The court found it unnecessary to determine which approach is proper at this stage of the litigation. In viewing the evidence in the light most favorable to the state (as the court must do in a motion to dismiss), the court held that it “cannot say there is no basis in law or in fact for the State’s DTPA price-gouging claim against Cal-Maine.” Importantly, the court did not make any ruling or comments on the merits or the claims or the likelihood of success, but held only that they were not absolutely without basis in law or fact. Because of this, the Motion to Dismiss should have been denied and the case should have proceeded to discovery.
Next, the court turned to the misrepresentation claims. The State claimed that Cal-Maine mislead consumers with statements on its website that “wholesale shell egg market prices…are out of our control” and in financial documents claiming their pricing was based on “independently quoted wholesale market prices” and “market quotations.” The State alleged these claims are misleading because, as a vertically integrated company, Cal-Maine controlled its own pricing. Additionally, the State claimed the reference to a “market” is misleading because Cal-Maine was really referring to the Urner Barry price report, rather than a regulated market.
Again, the court found that without further discovery, it cannot say that the allegations, taken as true, do not entitle the State to relief. The pleadings do not have full information on Cal-Maine’s business, costs, margins, or other information that could explain its pricing structure as a vertically integrated operation. Thus, again, the Motion to Dismiss should have been denied and discovery conducted.
For each of Cal-Maine’s affirmative defenses (vagueness, Dormant Commerce Clause, and regulatory takings), the court reached the same conclusion: A decision simply cannot be made yet. Because a Motion to Dismiss does not allow the consideration of evidence, affirmative defenses are not a proper basis for a motion to dismiss. Thus, while Cal-Maine may have colorable claims in these defenses, the court simply cannot reach that decision at this stage in the litigation. Thus, the affirmative defenses were not grounds to dismiss the case.

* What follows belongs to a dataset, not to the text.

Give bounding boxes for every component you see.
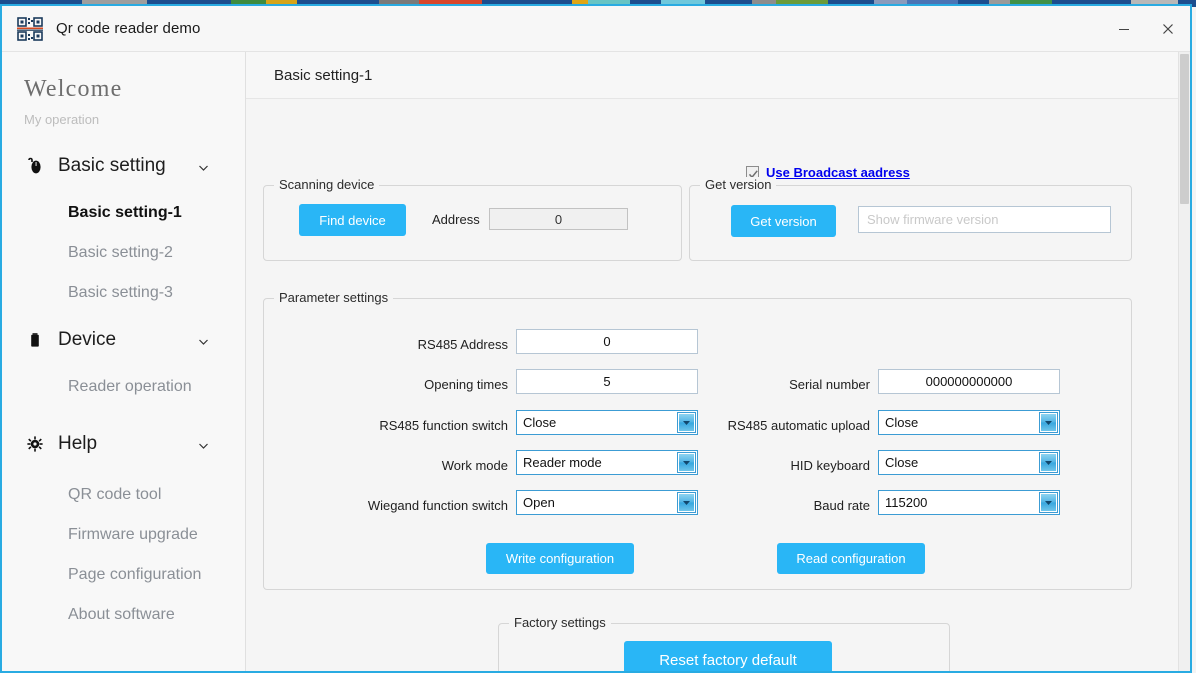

Because the court cannot hold there to be “absolutely no basis in law or fact for the State’s Claims or Cal-Maine’s affirmative defenses,” the trial court erred in dismissing the case under Rule 91a. The court reversed and remanded the case for further proceedings.
Supreme Court Petition
Cal-Maine filed a Petition for Review with the Texas Supreme Court on October 31, 2022. [Read Petition here.] The State waived a response, but the Court requested one, which will be due on February 6, 2023.